Company mergers and consolidations are rampant, and some have even closed their doors, creating an even greater strain on the providers that remain.
Virginia also does not mandate private duty home nursing for technology-dependent children, and even though every child who goes home on technology qualifies for it, few actually receive it due to a lack of qualified nurses and geographic disparities.
“Fighting for Virginia DME companies is essential because I can’t do my job of discharging children to their home if there is no DME company to provide supplies or no home nursing to relieve families,” he said. “If our DME companies continue to fail, then discharge of technology-dependent children from Virginia hospitals would be threatened. A vicious cycle of delayed discharge and no inpatient vacancy would affect all children in Virginia who require acute care.”
Career shaping position
O’Brien says these factors constitute the biggest challenges he faces in his job. “Sadly, most of this burden falls on the shoulders of caregivers,” he said.
His complex care clinic employs two nurse clinic coordinators who work by his side to help deliver information to providers and satisfy requests from third-party agents involved with the provision of supplies. “But even with these experienced and mission-driven colleagues, our efforts are barely enough to meet the needs of our patients,” he said. “The obstacles to receiving continuity of care are systemic and complicated.”
The rewards of working with technology-dependent children, though, are vast.
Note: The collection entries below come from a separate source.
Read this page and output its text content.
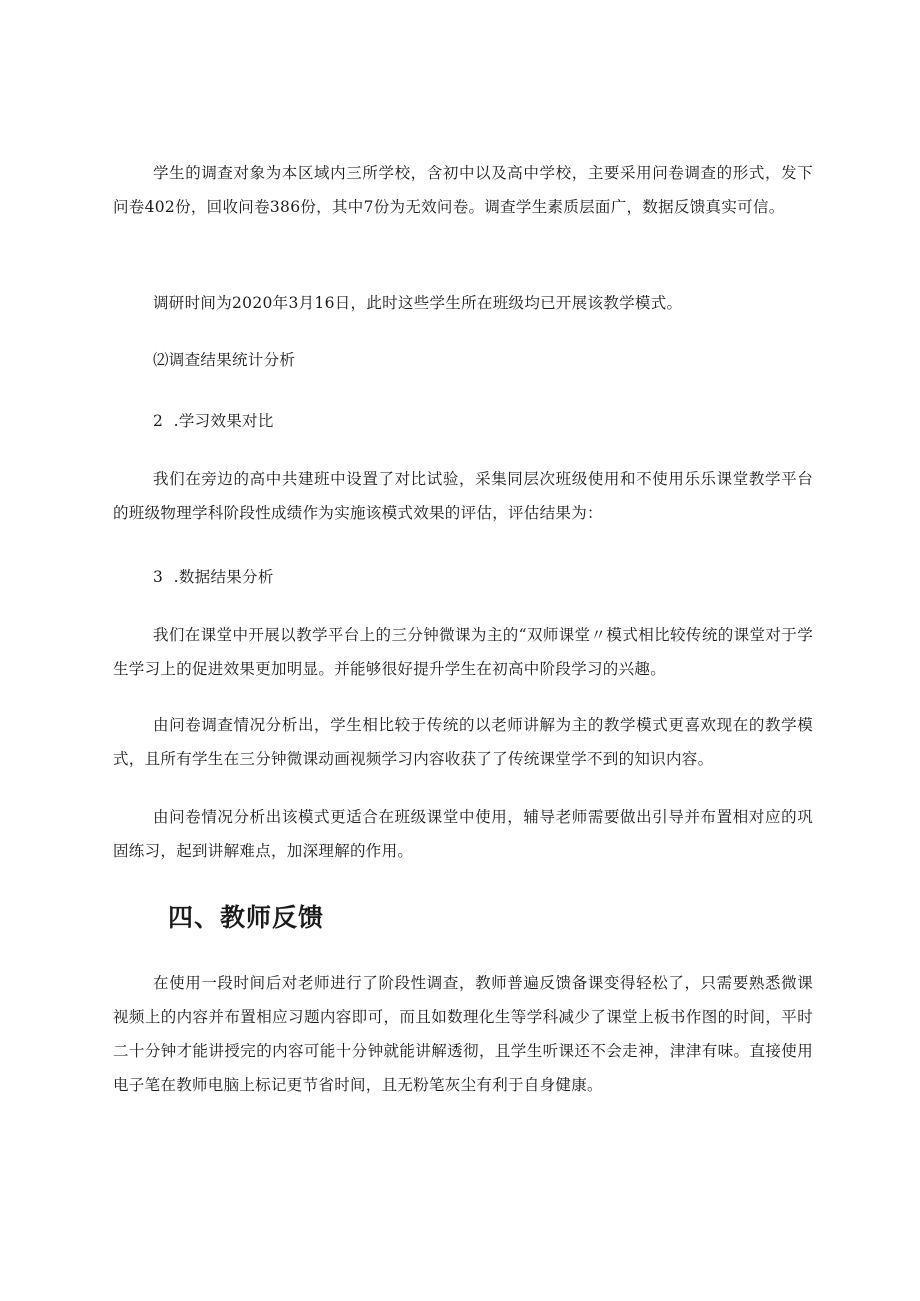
学生的调查对象为本区域内三所学校，含初中以及高中学校，主要采用问卷调查的形式，发下问卷402份，回收问卷386份，其中7份为无效问卷。调查学生素质层面广，数据反馈真实可信。

调研时间为2020年3月16日，此时这些学生所在班级均已开展该教学模式。

⑵调查结果统计分析

2  .学习效果对比

我们在旁边的高中共建班中设置了对比试验，采集同层次班级使用和不使用乐乐课堂教学平台的班级物理学科阶段性成绩作为实施该模式效果的评估，评估结果为：

3  .数据结果分析

我们在课堂中开展以教学平台上的三分钟微课为主的“双师课堂〃模式相比较传统的课堂对于学生学习上的促进效果更加明显。并能够很好提升学生在初高中阶段学习的兴趣。

由问卷调查情况分析出，学生相比较于传统的以老师讲解为主的教学模式更喜欢现在的教学模式，且所有学生在三分钟微课动画视频学习内容收获了了传统课堂学不到的知识内容。

由问卷情况分析出该模式更适合在班级课堂中使用，辅导老师需要做出引导并布置相对应的巩固练习，起到讲解难点，加深理解的作用。

四、教师反馈

在使用一段时间后对老师进行了阶段性调查，教师普遍反馈备课变得轻松了，只需要熟悉微课视频上的内容并布置相应习题内容即可，而且如数理化生等学科减少了课堂上板书作图的时间，平时二十分钟才能讲授完的内容可能十分钟就能讲解透彻，且学生听课还不会走神，津津有味。直接使用电子笔在教师电脑上标记更节省时间，且无粉笔灰尘有利于自身健康。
O’Brien loves being able to watch his young patients grow and develop, and the gratitude he receives from their caregivers is priceless.
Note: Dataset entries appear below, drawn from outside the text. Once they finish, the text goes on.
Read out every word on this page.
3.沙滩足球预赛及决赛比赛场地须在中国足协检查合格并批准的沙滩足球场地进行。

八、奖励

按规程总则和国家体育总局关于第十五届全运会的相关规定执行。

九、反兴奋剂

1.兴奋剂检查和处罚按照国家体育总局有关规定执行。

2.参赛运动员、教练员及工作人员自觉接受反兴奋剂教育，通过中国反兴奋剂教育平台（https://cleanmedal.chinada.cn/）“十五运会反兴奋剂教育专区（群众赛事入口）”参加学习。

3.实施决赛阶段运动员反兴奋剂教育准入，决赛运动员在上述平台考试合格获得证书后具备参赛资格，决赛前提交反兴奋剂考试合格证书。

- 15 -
“Through this unique role I have been given an opportunity to create special provider-patient relationships,” he said. “These relationships have shown me how I have contributed to a child’s well-being and a family’s journey through disease management as a respiratory therapist.”
The feedback has been crucial in shaping how he understands himself as a health care provider and has reaffirmed his dedication to the respiratory care profession.
“I used to think that I could not fulfill serious patient needs as a respiratory therapist because I did not have the opportunity to take on such great responsibilities,” he said. “For a short while, I seriously contemplated applying to medical school.”
Becoming the Pediatric Home Ventilator Program coordinator quelled those doubts and also gave him a better picture of the fractured nature of the U.S. health care system today and the importance of the RT in it.
“Speaking candidly, the delivery of high-quality health care in the U.S. is a team sport,” said O’Brien. “And for patients with chronic respiratory disease, they are best served by a team with a respiratory therapist.”
Michael O’Brien has this advice for any RT who might be contemplating a niche role in the profession, whether it’s working with technology-dependent kids or some other underserved group —
- Identify areas of care where an RT can add value as a member of a multidisciplinary team.
- Before you begin work, agree upon relevant measures of work with stakeholders and create a plan for collecting data.
- Make evidence-based guesses. You might not find literature very similar to the work you want to do. Find the closest thing, extrapolate interventions and outcomes to your circumstance, and write about the outcomes.